La « Bone music », ou quand les Russes écoutaient de la musique sur des radios pour éviter la censure
L’histoire n’est pas nouvelle, mais elle refait surface alors qu’un digger invétéré a mis la main sur un vinyle (si on ose dire) un peu spécial, en l’occurrence un 78 tours de Raj Kapoor, un célèbre acteur indien qui a enregistré une chanson pour le film Le vagabond (Awaara en VO). La particularité de la galette ? Elle n’est pas en vinyle. Le morceau a été gravé sur une radio du thorax, découpée en cercle pour l’occasion. Jouer avec les supports est quelque chose d’assez répandu – Matthew Herbert par exemple s’est amusé à produire des vinyles en tortilla (oui oui, une galette, littéralement). Mais ces « vinyles » en rayon X ont une histoire passionnante, sur fond de rébellion, de KGB et de prisons sibériennes. Le label psyché Ripple Music la raconte dans un récent post Facebook, s’attachant plus particulièrement au Russe Ruslan Bogoslowski, qui avec son compatriote Boris Taigin a créé les albums de « bone music », ces vinyles copiés sur des radiographies, ancêtres rebelles des flexi disc. On vous a traduit le post, et comme ça tout le monde ira se coucher moins bête ce soir.
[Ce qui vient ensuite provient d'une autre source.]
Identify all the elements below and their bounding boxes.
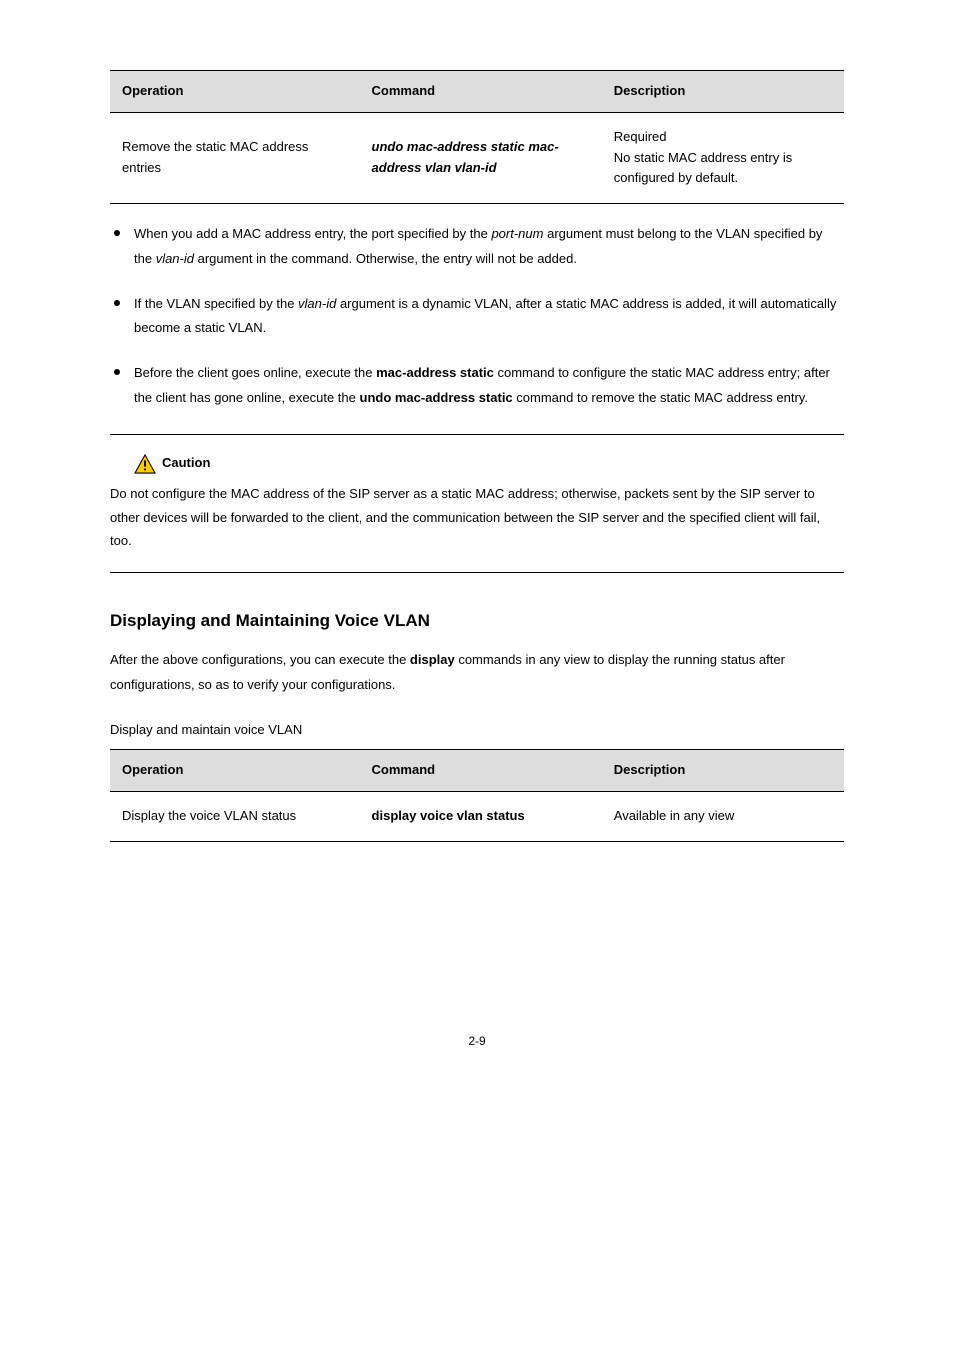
table2-cell-operation: Display the voice VLAN status: [110, 792, 360, 842]
table1-cell-command: undo mac-address static mac-address vlan…: [360, 112, 602, 203]
list-item: Before the client goes online, execute t…: [134, 361, 844, 410]
table2-cell-command: display voice vlan status: [360, 792, 602, 842]
table2-header-command: Command: [360, 750, 602, 792]
table1-header-command: Command: [360, 71, 602, 113]
table-row: Display the voice VLAN status display vo…: [110, 792, 844, 842]
table2-header-description: Description: [602, 750, 844, 792]
table1-cell-operation: Remove the static MAC address entries: [110, 112, 360, 203]
caution-text: Do not configure the MAC address of the …: [110, 482, 844, 552]
table1-cell-description: Required No static MAC address entry is …: [602, 112, 844, 203]
table1-header-operation: Operation: [110, 71, 360, 113]
removal-table: Operation Command Description Remove the…: [110, 70, 844, 204]
table-row: Remove the static MAC address entries un…: [110, 112, 844, 203]
table1-header-description: Description: [602, 71, 844, 113]
section-title: Displaying and Maintaining Voice VLAN: [110, 607, 844, 634]
list-item: If the VLAN specified by the vlan-id arg…: [134, 292, 844, 341]
page-number: 2-9: [110, 1032, 844, 1051]
caution-label: Caution: [162, 453, 210, 474]
section-intro: After the above configurations, you can …: [110, 648, 844, 697]
list-item: When you add a MAC address entry, the po…: [134, 222, 844, 271]
subsection-heading: Display and maintain voice VLAN: [110, 718, 844, 741]
table2-cell-description: Available in any view: [602, 792, 844, 842]
caution-block: Caution Do not configure the MAC address…: [110, 434, 844, 573]
notes-list: When you add a MAC address entry, the po…: [110, 222, 844, 410]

« Il s’agit probablement du disque le plus inhabituel de ma collection ! Après la fin de la Seconde Guerre mondiale, Staline a interdit la possession de musique occidentale. Tous les albums autorisés du pays devaient avoir été composés par un Russe. Mais, dans l’underground, les gens souhaitaient écouter des musiques populaires occidentales – du jazz et du blues jusqu’au rock’n’roll. Faire rentrer illégalement des vinyles sur le territoire était dangereux, et acquérir les ressources pour copier les rares albums qui ont réussi à passer la frontière était cher et très risqué. Une ingénieuse solution à ce problème a commencé à émerger sous forme de « bone music », parfois appelée musique « bones’n’ribs », ou simplement Rib.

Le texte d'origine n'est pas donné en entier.